Bunkobons

← All books

Children of the Gods

by Kenneth McLeish

Buy on Amazon

Recommended by

"It’s a beautiful book, illustrated with line drawings by Elisabeth Frink. I love the way Kenneth McLeish doesn’t sweeten the pill. A lot of these stories are quite gruesome and unpleasant, involving humans – and indeed immortals – coming to grisly ends. I remember when I was at school being asked to write a creation story in RE and, budding classicist that I was at age 11, I trotted off to my book of Greek myths and wrote up the story of how Zeus defeated his father Kronos right at the beginning of the world. He lopped off his genitals and threw them in the sea and out of the semen that leaked out of them sprang Aphrodite. This was the subject of concerned conference between my RE teacher and my Latin teacher. Of course, all that dark stuff is absolutely gripping and I loved it, as I think most children do. The rather brutal thing about so many of these Greek stories is that the power of the gods is absolute and arbitrary.

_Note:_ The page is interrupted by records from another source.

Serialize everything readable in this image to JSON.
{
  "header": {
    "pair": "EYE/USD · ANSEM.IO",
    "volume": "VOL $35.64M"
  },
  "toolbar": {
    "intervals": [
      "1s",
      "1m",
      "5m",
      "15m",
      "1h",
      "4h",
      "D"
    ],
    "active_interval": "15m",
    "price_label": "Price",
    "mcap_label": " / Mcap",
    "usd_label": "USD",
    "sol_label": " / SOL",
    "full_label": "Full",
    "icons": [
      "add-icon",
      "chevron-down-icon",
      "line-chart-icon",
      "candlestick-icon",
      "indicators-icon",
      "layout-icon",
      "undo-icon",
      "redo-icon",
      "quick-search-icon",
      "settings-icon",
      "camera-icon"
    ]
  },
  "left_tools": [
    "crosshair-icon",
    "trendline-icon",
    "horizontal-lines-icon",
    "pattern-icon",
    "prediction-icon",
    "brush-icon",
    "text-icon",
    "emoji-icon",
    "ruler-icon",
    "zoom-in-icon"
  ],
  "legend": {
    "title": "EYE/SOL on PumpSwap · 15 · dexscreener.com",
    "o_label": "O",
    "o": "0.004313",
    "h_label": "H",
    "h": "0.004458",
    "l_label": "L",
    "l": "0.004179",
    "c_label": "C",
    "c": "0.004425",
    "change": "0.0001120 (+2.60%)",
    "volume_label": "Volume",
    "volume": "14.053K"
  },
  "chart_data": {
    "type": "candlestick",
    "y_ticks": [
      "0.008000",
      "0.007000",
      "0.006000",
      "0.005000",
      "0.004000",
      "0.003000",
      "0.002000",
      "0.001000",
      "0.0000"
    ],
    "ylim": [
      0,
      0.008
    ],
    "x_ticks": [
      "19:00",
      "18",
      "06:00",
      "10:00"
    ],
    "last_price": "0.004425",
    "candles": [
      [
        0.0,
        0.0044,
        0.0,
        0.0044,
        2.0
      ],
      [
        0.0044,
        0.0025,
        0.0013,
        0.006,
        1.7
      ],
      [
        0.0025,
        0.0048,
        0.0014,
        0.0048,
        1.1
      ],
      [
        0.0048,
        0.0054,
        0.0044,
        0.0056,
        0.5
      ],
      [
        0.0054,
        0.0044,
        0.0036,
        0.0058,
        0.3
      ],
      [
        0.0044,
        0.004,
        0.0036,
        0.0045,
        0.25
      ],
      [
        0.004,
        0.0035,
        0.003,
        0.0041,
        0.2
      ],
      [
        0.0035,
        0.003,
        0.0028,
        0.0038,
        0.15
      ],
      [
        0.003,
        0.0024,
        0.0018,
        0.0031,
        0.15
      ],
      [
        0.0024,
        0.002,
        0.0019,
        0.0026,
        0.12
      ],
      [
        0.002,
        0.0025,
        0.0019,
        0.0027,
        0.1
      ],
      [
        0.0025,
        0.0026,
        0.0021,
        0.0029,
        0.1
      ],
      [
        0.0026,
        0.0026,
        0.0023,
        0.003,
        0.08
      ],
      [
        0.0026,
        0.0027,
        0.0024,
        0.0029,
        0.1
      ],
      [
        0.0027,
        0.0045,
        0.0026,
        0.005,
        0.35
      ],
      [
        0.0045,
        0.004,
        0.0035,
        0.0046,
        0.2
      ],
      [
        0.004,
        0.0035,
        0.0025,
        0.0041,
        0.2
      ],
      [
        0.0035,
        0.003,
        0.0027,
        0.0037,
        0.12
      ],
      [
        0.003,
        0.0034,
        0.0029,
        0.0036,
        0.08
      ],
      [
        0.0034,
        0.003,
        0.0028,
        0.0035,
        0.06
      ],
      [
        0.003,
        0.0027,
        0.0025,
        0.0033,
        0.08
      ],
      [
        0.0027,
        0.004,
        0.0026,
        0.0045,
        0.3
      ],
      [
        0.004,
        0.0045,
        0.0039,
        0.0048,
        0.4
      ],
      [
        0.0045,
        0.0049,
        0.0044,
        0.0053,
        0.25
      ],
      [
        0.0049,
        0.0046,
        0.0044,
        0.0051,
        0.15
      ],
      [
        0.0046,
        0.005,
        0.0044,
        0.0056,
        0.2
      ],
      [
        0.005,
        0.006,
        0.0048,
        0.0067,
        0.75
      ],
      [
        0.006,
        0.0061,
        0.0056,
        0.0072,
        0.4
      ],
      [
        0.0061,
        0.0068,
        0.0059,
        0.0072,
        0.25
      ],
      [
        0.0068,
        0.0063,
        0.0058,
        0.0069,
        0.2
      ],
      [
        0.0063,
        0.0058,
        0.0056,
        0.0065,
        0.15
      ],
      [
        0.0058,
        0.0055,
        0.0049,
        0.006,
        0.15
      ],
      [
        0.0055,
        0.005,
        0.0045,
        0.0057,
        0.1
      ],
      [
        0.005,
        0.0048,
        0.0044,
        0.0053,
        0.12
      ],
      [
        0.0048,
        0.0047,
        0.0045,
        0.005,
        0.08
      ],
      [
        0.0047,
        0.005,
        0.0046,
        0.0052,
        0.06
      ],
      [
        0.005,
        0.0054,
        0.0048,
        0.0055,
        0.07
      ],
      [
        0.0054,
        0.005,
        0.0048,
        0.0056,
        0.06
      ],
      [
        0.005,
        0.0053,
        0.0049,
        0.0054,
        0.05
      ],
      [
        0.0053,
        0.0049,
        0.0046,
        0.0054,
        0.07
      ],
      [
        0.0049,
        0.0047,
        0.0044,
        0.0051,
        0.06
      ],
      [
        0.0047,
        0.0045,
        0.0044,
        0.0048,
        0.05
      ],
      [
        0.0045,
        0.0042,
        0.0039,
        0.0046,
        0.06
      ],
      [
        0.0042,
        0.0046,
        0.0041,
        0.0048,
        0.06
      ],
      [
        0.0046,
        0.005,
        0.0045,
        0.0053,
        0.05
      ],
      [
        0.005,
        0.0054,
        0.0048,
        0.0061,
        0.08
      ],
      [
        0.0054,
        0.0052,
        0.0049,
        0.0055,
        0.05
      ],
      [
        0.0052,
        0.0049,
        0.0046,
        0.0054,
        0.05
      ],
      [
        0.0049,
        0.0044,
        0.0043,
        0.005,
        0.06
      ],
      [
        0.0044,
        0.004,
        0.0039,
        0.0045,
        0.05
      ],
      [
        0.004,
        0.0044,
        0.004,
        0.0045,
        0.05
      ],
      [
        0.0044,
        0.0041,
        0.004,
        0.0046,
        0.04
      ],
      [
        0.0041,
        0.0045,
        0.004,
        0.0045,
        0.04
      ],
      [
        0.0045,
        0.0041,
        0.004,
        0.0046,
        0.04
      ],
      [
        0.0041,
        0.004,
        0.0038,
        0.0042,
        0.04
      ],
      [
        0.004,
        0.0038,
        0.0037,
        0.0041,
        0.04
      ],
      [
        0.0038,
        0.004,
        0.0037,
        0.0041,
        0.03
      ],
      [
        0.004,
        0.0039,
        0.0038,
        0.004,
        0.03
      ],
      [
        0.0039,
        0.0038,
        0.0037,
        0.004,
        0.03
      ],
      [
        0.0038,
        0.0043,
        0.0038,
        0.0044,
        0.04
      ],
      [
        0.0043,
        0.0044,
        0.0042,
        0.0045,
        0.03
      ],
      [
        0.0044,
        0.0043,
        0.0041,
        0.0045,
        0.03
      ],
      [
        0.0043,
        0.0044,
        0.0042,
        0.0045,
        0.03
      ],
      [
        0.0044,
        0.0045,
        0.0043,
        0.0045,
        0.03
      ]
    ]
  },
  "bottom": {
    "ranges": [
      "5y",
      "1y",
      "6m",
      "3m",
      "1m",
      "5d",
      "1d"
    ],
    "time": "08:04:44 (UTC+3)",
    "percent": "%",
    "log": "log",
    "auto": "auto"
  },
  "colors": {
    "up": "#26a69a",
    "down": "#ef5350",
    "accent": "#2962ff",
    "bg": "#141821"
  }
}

A famous example is Oedipus, essentially rather a good man, but he did one bad thing in his life: he killed a man in a sort of road-rage incident. Later he became king of Thebes, a respected, loved and just ruler of the city, but then it transpired over the course of a terrible detective-story working-out that the person he killed at the crossroads was his own father and he’d married his own mother. And so he blinded himself, stabbing his eyes with his wife’s brooch pins, and was sent in exile from the city. So, actually, it’s quite a good lesson for life: life isn’t fair and the good don’t always prosper. Not at all: the really bad end up with unpleasant fates in the Underworld – like Sisyphus, who attempted to cheat the gods, and even cheat death. His punishment was to roll a boulder up a mountainside, but he is never quite able to manage it: it rolls back down and he must start again. And Tantalos, whose fate is to stand in a lovely glassy pool but he can never reach the water to drink or reach the fruit on the overhanging trees."